# Demo

An example of how to use the custom classifiers in src/myML/classifiers

In [57]:
import pandas as pd
import numpy as np
from sklearn.datasets import load_breast_cancer

from sklearn.ensemble import GradientBoostingClassifier
from sklearn.model_selection import train_test_split
from sklearn.metrics import average_precision_score
from sklearn.metrics import precision_recall_curve
from myml.classifiers.balancedbagging import RatioBaggingClassifier, BaggingClassifier

In [38]:
%load_ext autoreload
%autoreload 2

The autoreload extension is already loaded. To reload it, use:
  %reload_ext autoreload


In [16]:
def pos_ratio(targets):
    n = len(targets)
    n_pos = sum(targets)
    return (n_pos/n)*100

# Prep the dataset

In [17]:
data = load_breast_cancer()
X, y = data.data, data.target

The breast cancer dataset is a classic and very easy binary classification dataset.

|Classes | Samples per class | Samples total| Dimensionality| Features|
| --- | :-----------:| ---:|---:|--------:|
|2 | 212(M),357(B) |569 |30 |real, positive|

In [18]:
pos_ratio(y)

62.741652021089635

Let's make the dataset a little more imbalanced by dropping some of the negatives

In [19]:
df = pd.DataFrame(data= np.c_[data.data, data.target], columns=np.append(data.feature_names,['outcome']))
df['outcome'].value_counts()

1.0    357
0.0    212
Name: outcome, dtype: int64

In [20]:
sampled_df = pd.concat([df[df.outcome==1], df[df.outcome==0].sample(frac=0.5)], ignore_index=True)
sampled_df['outcome'].value_counts()

1.0    357
0.0    106
Name: outcome, dtype: int64

Let's invert the outcome value, we want to predict the minority class

In [21]:
sampled_df['outcome'] = sampled_df['outcome'].apply(lambda x: 1 if x==0 else 0)

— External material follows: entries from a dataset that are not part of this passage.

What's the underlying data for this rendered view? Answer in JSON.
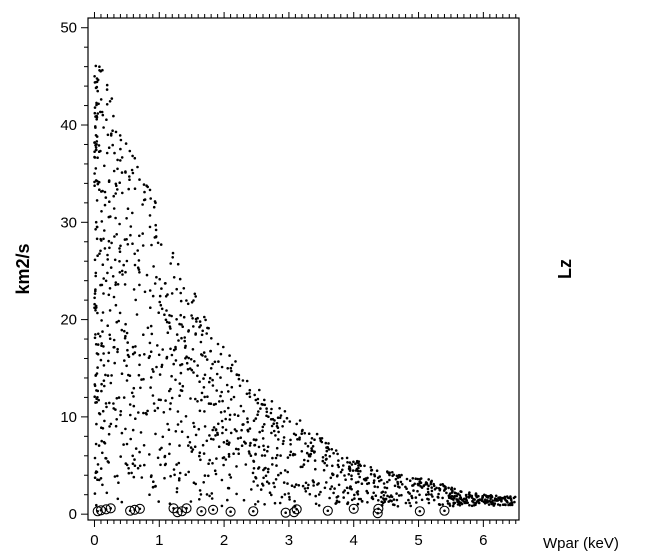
{
  "chart_data": {
    "type": "scatter",
    "title": "",
    "xlabel": "Wpar (keV)",
    "ylabel": "km2/s",
    "right_label": "Lz",
    "xlim": [
      -0.1,
      6.55
    ],
    "ylim": [
      -0.6,
      51
    ],
    "x_ticks": [
      "0",
      "1",
      "2",
      "3",
      "4",
      "5",
      "6"
    ],
    "y_ticks": [
      "0",
      "10",
      "20",
      "30",
      "40",
      "50"
    ],
    "grid": false,
    "series": [
      {
        "marker": "dot",
        "envelope": [
          [
            0.0,
            47.5
          ],
          [
            0.3,
            43.0
          ],
          [
            0.6,
            37.0
          ],
          [
            0.9,
            33.0
          ],
          [
            1.2,
            27.0
          ],
          [
            1.5,
            23.5
          ],
          [
            1.8,
            19.0
          ],
          [
            2.1,
            16.5
          ],
          [
            2.4,
            13.5
          ],
          [
            2.7,
            12.0
          ],
          [
            3.0,
            10.5
          ],
          [
            3.3,
            9.0
          ],
          [
            3.6,
            7.5
          ],
          [
            3.9,
            6.0
          ],
          [
            4.2,
            5.0
          ],
          [
            4.5,
            4.5
          ],
          [
            4.8,
            4.0
          ],
          [
            5.1,
            3.8
          ],
          [
            5.4,
            3.0
          ],
          [
            5.7,
            2.3
          ],
          [
            6.0,
            2.0
          ],
          [
            6.5,
            1.8
          ]
        ],
        "count": 1400
      },
      {
        "marker": "circle-dot",
        "points": [
          [
            0.05,
            0.3
          ],
          [
            0.1,
            0.4
          ],
          [
            0.18,
            0.5
          ],
          [
            0.25,
            0.6
          ],
          [
            0.55,
            0.35
          ],
          [
            0.62,
            0.45
          ],
          [
            0.7,
            0.55
          ],
          [
            1.22,
            0.6
          ],
          [
            1.28,
            0.2
          ],
          [
            1.35,
            0.3
          ],
          [
            1.42,
            0.6
          ],
          [
            1.65,
            0.3
          ],
          [
            1.83,
            0.45
          ],
          [
            2.1,
            0.25
          ],
          [
            2.45,
            0.3
          ],
          [
            2.95,
            0.15
          ],
          [
            3.08,
            0.2
          ],
          [
            3.12,
            0.5
          ],
          [
            3.6,
            0.35
          ],
          [
            4.0,
            0.55
          ],
          [
            4.37,
            0.1
          ],
          [
            4.38,
            0.55
          ],
          [
            5.02,
            0.3
          ],
          [
            5.4,
            0.35
          ]
        ]
      }
    ]
  }
}
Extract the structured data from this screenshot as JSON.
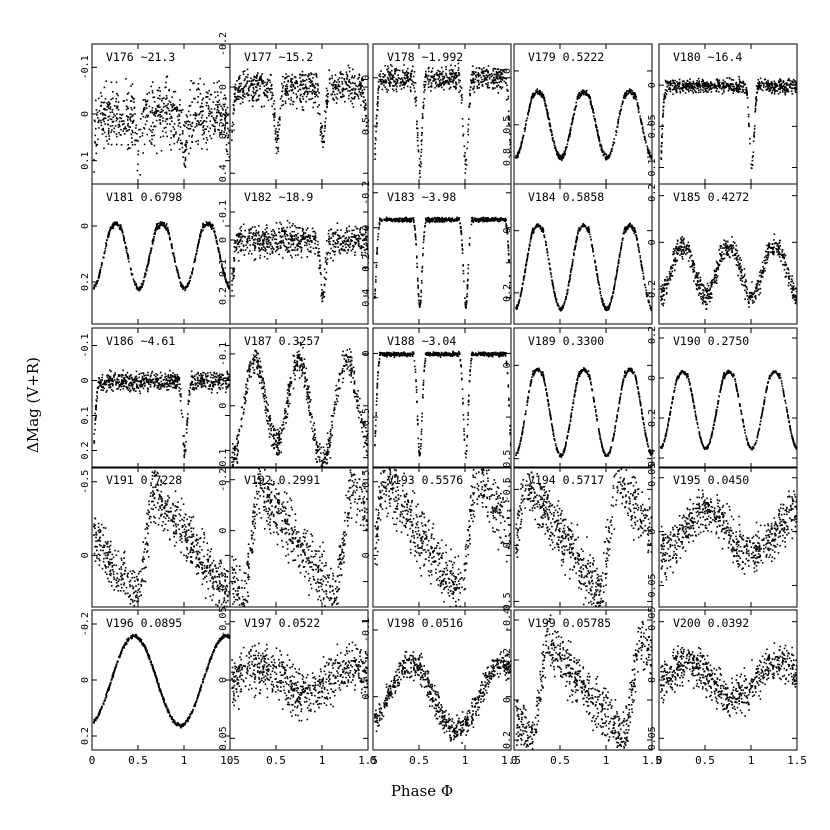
{
  "figure": {
    "ylabel": "ΔMag (V+R)",
    "xlabel": "Phase Φ",
    "x_ticks": [
      "0",
      "0.5",
      "1",
      "1.5"
    ],
    "ink_color": "#000000"
  },
  "chart_data": [
    {
      "id": "V176",
      "period": "~21.3",
      "type": "scatter",
      "xlim": [
        0,
        1.5
      ],
      "y_ticks": [
        "-0.1",
        "0",
        "0.1"
      ],
      "ylim": [
        -0.15,
        0.15
      ],
      "shape": "noisy",
      "base": 0.0,
      "amp": 0.12,
      "dip_depth": 0.08,
      "dips": [
        0.5,
        1.0
      ]
    },
    {
      "id": "V177",
      "period": "~15.2",
      "type": "scatter",
      "xlim": [
        0,
        1.5
      ],
      "y_ticks": [
        "-0.2",
        "0",
        "0.2",
        "0.4"
      ],
      "ylim": [
        -0.2,
        0.45
      ],
      "shape": "noisy",
      "base": 0.0,
      "amp": 0.15,
      "dip_depth": 0.25,
      "dips": [
        0.5,
        1.0
      ]
    },
    {
      "id": "V178",
      "period": "~1.992",
      "type": "scatter",
      "xlim": [
        0,
        1.5
      ],
      "y_ticks": [
        "0",
        "0.5"
      ],
      "ylim": [
        -0.35,
        1.1
      ],
      "shape": "eclipse_narrow",
      "base": 0.0,
      "amp": 0.3,
      "dip_depth": 0.9,
      "dips": [
        0.5,
        1.0
      ]
    },
    {
      "id": "V179",
      "period": "0.5222",
      "type": "scatter",
      "xlim": [
        0,
        1.5
      ],
      "y_ticks": [
        "0",
        "0.5",
        "0.8"
      ],
      "ylim": [
        -0.25,
        1.05
      ],
      "shape": "eclipse_wide",
      "base": 0.0,
      "amp": 0.06,
      "dip_depth": 0.8,
      "dips": [
        0.5,
        1.0
      ]
    },
    {
      "id": "V180",
      "period": "~16.4",
      "type": "scatter",
      "xlim": [
        0,
        1.5
      ],
      "y_ticks": [
        "0",
        "0.05",
        "0.1"
      ],
      "ylim": [
        -0.05,
        0.12
      ],
      "shape": "eclipse_narrow",
      "base": 0.0,
      "amp": 0.02,
      "dip_depth": 0.1,
      "dips": [
        1.0
      ]
    },
    {
      "id": "V181",
      "period": "0.6798",
      "type": "scatter",
      "xlim": [
        0,
        1.5
      ],
      "y_ticks": [
        "0",
        "0.2"
      ],
      "ylim": [
        -0.15,
        0.35
      ],
      "shape": "eclipse_wide",
      "base": -0.08,
      "amp": 0.02,
      "dip_depth": 0.3,
      "dips": [
        0.5,
        1.0
      ]
    },
    {
      "id": "V182",
      "period": "~18.9",
      "type": "scatter",
      "xlim": [
        0,
        1.5
      ],
      "y_ticks": [
        "-0.1",
        "0",
        "0.1",
        "0.2"
      ],
      "ylim": [
        -0.2,
        0.3
      ],
      "shape": "noisy",
      "base": 0.0,
      "amp": 0.1,
      "dip_depth": 0.2,
      "dips": [
        1.0
      ]
    },
    {
      "id": "V183",
      "period": "~3.98",
      "type": "scatter",
      "xlim": [
        0,
        1.5
      ],
      "y_ticks": [
        "-0.2",
        "0",
        "0.2",
        "0.4"
      ],
      "ylim": [
        -0.25,
        0.55
      ],
      "shape": "eclipse_narrow",
      "base": -0.05,
      "amp": 0.03,
      "dip_depth": 0.5,
      "dips": [
        0.5,
        1.0
      ]
    },
    {
      "id": "V184",
      "period": "0.5858",
      "type": "scatter",
      "xlim": [
        0,
        1.5
      ],
      "y_ticks": [
        "0",
        "0.2"
      ],
      "ylim": [
        -0.15,
        0.3
      ],
      "shape": "eclipse_wide",
      "base": -0.1,
      "amp": 0.015,
      "dip_depth": 0.35,
      "dips": [
        0.5,
        1.0
      ]
    },
    {
      "id": "V185",
      "period": "0.4272",
      "type": "scatter",
      "xlim": [
        0,
        1.5
      ],
      "y_ticks": [
        "-0.2",
        "0",
        "0.2"
      ],
      "ylim": [
        -0.25,
        0.35
      ],
      "shape": "eclipse_wide",
      "base": -0.05,
      "amp": 0.12,
      "dip_depth": 0.28,
      "dips": [
        0.5,
        1.0
      ]
    },
    {
      "id": "V186",
      "period": "~4.61",
      "type": "scatter",
      "xlim": [
        0,
        1.5
      ],
      "y_ticks": [
        "-0.1",
        "0",
        "0.1",
        "0.2"
      ],
      "ylim": [
        -0.15,
        0.25
      ],
      "shape": "noisy",
      "base": 0.0,
      "amp": 0.05,
      "dip_depth": 0.2,
      "dips": [
        1.0
      ]
    },
    {
      "id": "V187",
      "period": "0.3257",
      "type": "scatter",
      "xlim": [
        0,
        1.5
      ],
      "y_ticks": [
        "-0.1",
        "0",
        "0.1"
      ],
      "ylim": [
        -0.15,
        0.12
      ],
      "shape": "double_wave",
      "base": 0.0,
      "amp": 0.09,
      "dip_depth": 0.0,
      "dips": []
    },
    {
      "id": "V188",
      "period": "~3.04",
      "type": "scatter",
      "xlim": [
        0,
        1.5
      ],
      "y_ticks": [
        "0",
        "0.5"
      ],
      "ylim": [
        -0.2,
        0.9
      ],
      "shape": "eclipse_narrow",
      "base": 0.0,
      "amp": 0.04,
      "dip_depth": 0.8,
      "dips": [
        0.5,
        1.0
      ]
    },
    {
      "id": "V189",
      "period": "0.3300",
      "type": "scatter",
      "xlim": [
        0,
        1.5
      ],
      "y_ticks": [
        "0",
        "0.5"
      ],
      "ylim": [
        -0.2,
        0.55
      ],
      "shape": "eclipse_wide",
      "base": -0.12,
      "amp": 0.02,
      "dip_depth": 0.6,
      "dips": [
        0.5,
        1.0
      ]
    },
    {
      "id": "V190",
      "period": "0.2750",
      "type": "scatter",
      "xlim": [
        0,
        1.5
      ],
      "y_ticks": [
        "-0.2",
        "0",
        "0.2",
        "0.4"
      ],
      "ylim": [
        -0.25,
        0.45
      ],
      "shape": "eclipse_wide",
      "base": -0.15,
      "amp": 0.015,
      "dip_depth": 0.5,
      "dips": [
        0.5,
        1.0
      ]
    },
    {
      "id": "V191",
      "period": "0.7228",
      "type": "scatter",
      "xlim": [
        0,
        1.5
      ],
      "y_ticks": [
        "-0.5",
        "0"
      ],
      "ylim": [
        -0.6,
        0.35
      ],
      "shape": "rrab",
      "peak": 0.65,
      "amp": 0.75,
      "offset": -0.45,
      "dip_depth": 0.0,
      "dips": []
    },
    {
      "id": "V192",
      "period": "0.2991",
      "type": "scatter",
      "xlim": [
        0,
        1.5
      ],
      "y_ticks": [
        "-0.2",
        "0",
        "0.2"
      ],
      "ylim": [
        -0.25,
        0.3
      ],
      "shape": "rrab",
      "peak": 0.3,
      "amp": 0.45,
      "offset": -0.18,
      "dip_depth": 0.0,
      "dips": []
    },
    {
      "id": "V193",
      "period": "0.5576",
      "type": "scatter",
      "xlim": [
        0,
        1.5
      ],
      "y_ticks": [
        "-0.5",
        "0"
      ],
      "ylim": [
        -0.6,
        0.35
      ],
      "shape": "rrab",
      "peak": 0.1,
      "amp": 0.85,
      "offset": -0.55,
      "dip_depth": 0.0,
      "dips": []
    },
    {
      "id": "V194",
      "period": "0.5717",
      "type": "scatter",
      "xlim": [
        0,
        1.5
      ],
      "y_ticks": [
        "-0.5",
        "0",
        "0.5"
      ],
      "ylim": [
        -0.7,
        0.55
      ],
      "shape": "rrab",
      "peak": 0.1,
      "amp": 1.05,
      "offset": -0.6,
      "dip_depth": 0.0,
      "dips": []
    },
    {
      "id": "V195",
      "period": "0.0450",
      "type": "scatter",
      "xlim": [
        0,
        1.5
      ],
      "y_ticks": [
        "-0.05",
        "0",
        "0.05"
      ],
      "ylim": [
        -0.06,
        0.07
      ],
      "shape": "sine",
      "peak": 0.5,
      "amp": 0.02,
      "noise": 0.03
    },
    {
      "id": "V196",
      "period": "0.0895",
      "type": "scatter",
      "xlim": [
        0,
        1.5
      ],
      "y_ticks": [
        "-0.2",
        "0",
        "0.2"
      ],
      "ylim": [
        -0.25,
        0.25
      ],
      "shape": "sine",
      "peak": 0.45,
      "amp": 0.16,
      "noise": 0.01
    },
    {
      "id": "V197",
      "period": "0.0522",
      "type": "scatter",
      "xlim": [
        0,
        1.5
      ],
      "y_ticks": [
        "-0.05",
        "0",
        "0.05"
      ],
      "ylim": [
        -0.06,
        0.06
      ],
      "shape": "sine",
      "peak": 0.3,
      "amp": 0.012,
      "noise": 0.03
    },
    {
      "id": "V198",
      "period": "0.0516",
      "type": "scatter",
      "xlim": [
        0,
        1.5
      ],
      "y_ticks": [
        "-0.1",
        "0"
      ],
      "ylim": [
        -0.13,
        0.08
      ],
      "shape": "sine",
      "peak": 0.4,
      "amp": 0.05,
      "noise": 0.03
    },
    {
      "id": "V199",
      "period": "0.05785",
      "type": "scatter",
      "xlim": [
        0,
        1.5
      ],
      "y_ticks": [
        "-0.4",
        "-0.2",
        "0",
        "0.2"
      ],
      "ylim": [
        -0.45,
        0.25
      ],
      "shape": "rrab",
      "peak": 0.35,
      "amp": 0.5,
      "offset": -0.3,
      "dip_depth": 0.0,
      "dips": []
    },
    {
      "id": "V200",
      "period": "0.0392",
      "type": "scatter",
      "xlim": [
        0,
        1.5
      ],
      "y_ticks": [
        "-0.05",
        "0",
        "0.05"
      ],
      "ylim": [
        -0.06,
        0.06
      ],
      "shape": "sine",
      "peak": 0.3,
      "amp": 0.015,
      "noise": 0.025
    }
  ]
}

Split again in data and outcomes

In [22]:
sampled_df = sampled_df.sample(frac=1).reset_index(drop=True)
X = sampled_df[data.feature_names]
y = sampled_df['outcome']

In [23]:
pos_ratio(y)

22.894168466522675

# Fit the models

In [109]:
X_train, X_test, y_train, y_test = train_test_split(X, y, random_state=42)

In [112]:
model1 = GradientBoostingClassifier(n_estimators=5)
model1.fit(X_train, y_train)

GradientBoostingClassifier(ccp_alpha=0.0, criterion='friedman_mse', init=None,
                           learning_rate=0.1, loss='deviance', max_depth=3,
                           max_features=None, max_leaf_nodes=None,
                           min_impurity_decrease=0.0, min_impurity_split=None,
                           min_samples_leaf=1, min_samples_split=2,
                           min_weight_fraction_leaf=0.0, n_estimators=5,
                           n_iter_no_change=None, presort='deprecated',
                           random_state=None, subsample=1.0, tol=0.0001,
                           validation_fraction=0.1, verbose=0,
                           warm_start=False)

In [113]:
classifier = GradientBoostingClassifier(n_estimators=5)
model2 = RatioBaggingClassifier(classifier, 
                                 ratios=([1, 0.5, 0.25], [1, 1, 1])
                                )
model2.fit(X_train, y_train)

Model 1 trained
Model 2 trained
Model 3 trained


In [114]:
classifier = GradientBoostingClassifier(n_estimators=5)
model3 = BaggingClassifier(classifier, n_estimators=10, d_ratios={0:1, 1:1})
model3.fit(X_train, y_train)

Model 0 trained
Model 1 trained
Model 2 trained
Model 3 trained
Model 4 trained
Model 5 trained
Model 6 trained
Model 7 trained
Model 8 trained
Model 9 trained


# Compare results

In [115]:
d_scores = {}
for model in [model1, model2, model3]:
    test_scores = model.predict_proba(X_test)[:, 1]
    average_precision = average_precision_score(y_test, test_scores)
    d_scores.update({model.__class__.__name__: average_precision})

In [127]:
pd.DataFrame.from_dict(d_scores, columns=['Av_prec'], orient='index')

Unnamed: 0,Av_prec
GradientBoostingClassifier,0.862273
RatioBaggingClassifier,0.976594
BaggingClassifier,0.893997


Great! our ensembles of ensembles outperformed the base classifier. (note: in this context a single GBClassifier with more estimators would produce results comparable to RatioBaggingClassifier, but this is not always true!)